Abdus-Salaam was found dead at around 1:45 PM on April 12, 2017, near W. 132nd Street. Footage from a security camera on 131st Street showed Abdus-Salaam walking alone in the direction of the river at about 8:30PM the previous night. Her fully clothed body was found floating in the Hudson River, hours after she was reported missing from her home in Harlem. Police told reporters that there were no signs of trauma or obvious injury on her body that might indicate foul play.
Police stated on April 13, it appeared she committed suicide and had been struggling with depression. On April 18, the police told reporters that there were "no signs of homicide or suicide" and her death was now considered "suspicious" due to the lack of witnesses and lack of a suicide note.

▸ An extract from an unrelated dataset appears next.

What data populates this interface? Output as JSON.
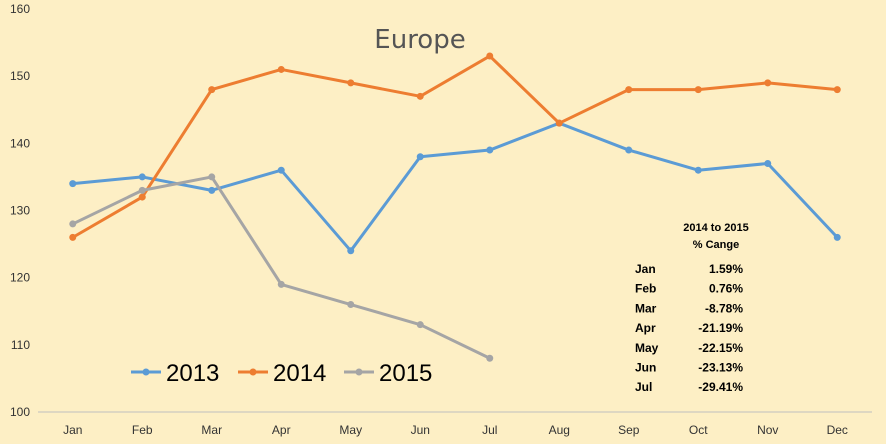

On April 21, police said they had recovered video from the night of April 11 that showed Abdus-Salaam, dressed in the clothes in which she was found dead, walking around Riverbank State Park along the Hudson River for hours. The last images captured by the camera, police said, showed her standing near the water.
An autopsy, while reaching no conclusion about the cause of Abdus-Salaam's death, found bruises on her neck and water in her lungs, and police said that indicated she probably had been alive when she went into the river. They suggested one possible explanation for the bruises: perhaps she had been choked before going into the river, maybe days earlier. Another possible explanation offered was that the bruises were caused when her body was recovered and brought to shore.
On May 3, the New York Police Department announced it had completed its investigation into Abdus-Salaam's death. Robert Boyce, the chief of detectives, said investigators found no evidence of criminal involvement and believed she had committed suicide. The police department sent its evidence to the medical examiner, who concluded that the cause of death was drowning and the manner suicide.
Abdus-Salaam took her first husband's surname, and retained it during her professional career. Her second husband, James Hatcher, was the son of Andrew Hatcher, who worked as a press officer for John F. Kennedy. Her third husband was Hector Nova, from whom she was divorced in 2005.  </ref> Her fourth husband Gregory A. Jacobs, whom she married in June 2016, is an Episcopal priest within the Episcopal Diocese of Newark.
Police initially told The New York Times that Abdus-Salaam lost two family members to suicide, both around the Easter holiday: her mother in 2012 and her brother two years later. Some family members said that was untrue, her mother had not committed suicide and her brother died of lung cancer. Later, police said they were mistaken about the death of Abdus-Salaam's mother.
While it was widely reported that she was the first Muslim to be a member of the New York Court of Appeals, she never converted to Islam. Rather, she merely took her first husband's Islamic surname, according to Court of Appeals spokesman Gary Spencer. The claim that she was a Muslim is believed to have originated in a press release by New York state senator Kevin Parker following her nomination in 2013.